The Realm

A Place Where Cheese Is Queen

My Photo
Name:
Location: San Francisco, CA

I'm fun.

Saturday, July 23, 2005

Hooray! (again)

It's a lovely day in my little corner of San Francisco.

For anyone who owns a vicious cat, I have discovered a cool product. It's called "Good Cat" and you can order it from Petco.com. It is made of flower essences and you put it in kitty's water. It's kitty vicodin. Anyway, I've been giving it to my cat now for one day and she is already much calmer and even ... well, kind of sweet. Go Messy! Rock on!

Now, it you read my post about yesterday's shooting in London, then you know I was pretty disgusted by what happened there. My friend michaelb kindly posted a comment illustrating the "other side" of the issue. And he makes some good points. It's not like I think the authorities there are walking around shooting people who look like they might be Muslim all day and night.
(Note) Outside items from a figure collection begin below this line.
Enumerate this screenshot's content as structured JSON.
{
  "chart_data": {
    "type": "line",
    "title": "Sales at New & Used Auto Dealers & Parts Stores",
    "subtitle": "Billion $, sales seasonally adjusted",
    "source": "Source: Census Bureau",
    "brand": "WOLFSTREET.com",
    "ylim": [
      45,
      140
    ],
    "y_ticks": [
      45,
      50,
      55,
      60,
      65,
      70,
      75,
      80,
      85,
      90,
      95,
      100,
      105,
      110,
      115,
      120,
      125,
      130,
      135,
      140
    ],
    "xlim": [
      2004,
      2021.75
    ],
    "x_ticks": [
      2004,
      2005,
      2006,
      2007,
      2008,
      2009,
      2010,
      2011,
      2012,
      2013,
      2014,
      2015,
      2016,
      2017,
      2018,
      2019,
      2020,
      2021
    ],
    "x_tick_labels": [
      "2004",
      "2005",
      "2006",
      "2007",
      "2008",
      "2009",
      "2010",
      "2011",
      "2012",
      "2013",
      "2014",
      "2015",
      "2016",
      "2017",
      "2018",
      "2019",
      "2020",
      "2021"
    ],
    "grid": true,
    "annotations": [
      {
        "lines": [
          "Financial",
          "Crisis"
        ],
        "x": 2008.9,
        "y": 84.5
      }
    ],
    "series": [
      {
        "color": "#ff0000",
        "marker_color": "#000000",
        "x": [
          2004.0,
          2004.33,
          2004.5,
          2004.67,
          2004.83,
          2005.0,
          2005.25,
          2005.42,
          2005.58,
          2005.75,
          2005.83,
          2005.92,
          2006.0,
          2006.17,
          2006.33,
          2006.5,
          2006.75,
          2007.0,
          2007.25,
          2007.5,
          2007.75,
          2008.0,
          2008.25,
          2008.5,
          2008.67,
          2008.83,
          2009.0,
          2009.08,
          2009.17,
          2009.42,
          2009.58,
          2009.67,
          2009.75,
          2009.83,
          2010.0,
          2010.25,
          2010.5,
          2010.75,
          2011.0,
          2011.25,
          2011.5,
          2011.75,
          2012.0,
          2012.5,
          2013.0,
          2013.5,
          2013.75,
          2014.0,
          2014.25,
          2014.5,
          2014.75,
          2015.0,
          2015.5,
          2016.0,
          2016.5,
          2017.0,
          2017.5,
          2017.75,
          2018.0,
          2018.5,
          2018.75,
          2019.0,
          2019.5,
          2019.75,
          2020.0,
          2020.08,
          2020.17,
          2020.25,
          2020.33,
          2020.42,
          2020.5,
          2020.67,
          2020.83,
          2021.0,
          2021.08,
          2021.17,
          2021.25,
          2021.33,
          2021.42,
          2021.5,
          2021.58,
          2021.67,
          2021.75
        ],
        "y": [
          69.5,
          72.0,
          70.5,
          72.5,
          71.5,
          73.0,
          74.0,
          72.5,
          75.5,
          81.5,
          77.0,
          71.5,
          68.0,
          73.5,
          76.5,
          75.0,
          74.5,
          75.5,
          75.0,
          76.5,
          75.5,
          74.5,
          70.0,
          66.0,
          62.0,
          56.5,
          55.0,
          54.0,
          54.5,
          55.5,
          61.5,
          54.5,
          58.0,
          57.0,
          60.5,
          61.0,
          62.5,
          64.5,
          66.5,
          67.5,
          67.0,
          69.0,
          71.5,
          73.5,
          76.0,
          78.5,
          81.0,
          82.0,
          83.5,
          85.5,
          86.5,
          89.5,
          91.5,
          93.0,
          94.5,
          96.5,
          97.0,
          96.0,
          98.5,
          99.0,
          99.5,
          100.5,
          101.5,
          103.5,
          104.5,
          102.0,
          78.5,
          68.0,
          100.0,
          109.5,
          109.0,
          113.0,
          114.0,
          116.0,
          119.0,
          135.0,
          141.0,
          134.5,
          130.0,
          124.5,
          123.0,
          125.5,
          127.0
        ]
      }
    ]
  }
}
But hearing the account of that shooting, where a witness said the guy they shot looked like a "petrified fox" laying on the floor of a train car while they shot him in the torso and head five times ... ugh. Maybe those cops DID save lives by killing him, as michaelb suggested. I know they've been instructed to "shoot to kill" anyone who looks like they might be planning a suicide attack. But, they were undercover cops. Sure, they might have yelled at the man "Stop, police!" I'm just saying ... that if I appeared South Asian and I was walking around South London and a bunch of dudes in a group started yelling at me and chasing me, perhaps with weapons drawn, I *might* conceivably take the same action that this man did, that is, I might have run into the nearest tube station and jumped the turnstile in an effort to get away. As they say, cops in London don't normally carry lethal weapons. Or maybe this guy was some kind of asshole would-be suicide bomber and he DID plan to pull the pin. I'm certainly not saying this would be a good time to be a member of law enforcement in London, either.

I am just sick of this so called "war on terror" that seems to force EVERYONE to act like a terrorist.

Okay, this is a bit much for a Saturday morning. But I wanted to thank michaelb for posting his comment because that view is valid and bears consideration too.

Onto other cheese: I made a valuable discovery last night. This bartender who used to work at Blondies turned up behind the bar at an establishment near my house. Boy did I have a crush on him back in the day. And he's as cute as ever. His bartending skills aren't great. But he's excused because he is so adorable. Yes, I'm shallow that way. Also, I met a cute dog who lives just two blocks away from me. His name is Winston and he is a white French bulldog. Winston's owner let me pick him up and he got so excited he couldn't stop snorting. Snorting, however, is preferable to peeing. Sorry Chopper.

Speaking of snorting, I get to take care of Peanut next weekend. Hooray! We will snuggle. Peanut is my favorite dog in the whole world.

Until later, love and kisses xoxoxoxoxoxo

1 Comments:

Blogger Michael B said...

i agree with you, cheese. the war on terror is a creation of W's little mind and has been just as successful as the war on drugs. ain't happnin!! turns out, as you know, the london cops got it way wrong this time...and for that i do believe someone should pay, perhaps with their career...if not with prison time. but, as you say, not a great time to be a bobby right now, charged with keeping londoners from being blown into little bits. cheers! your next martini's on me!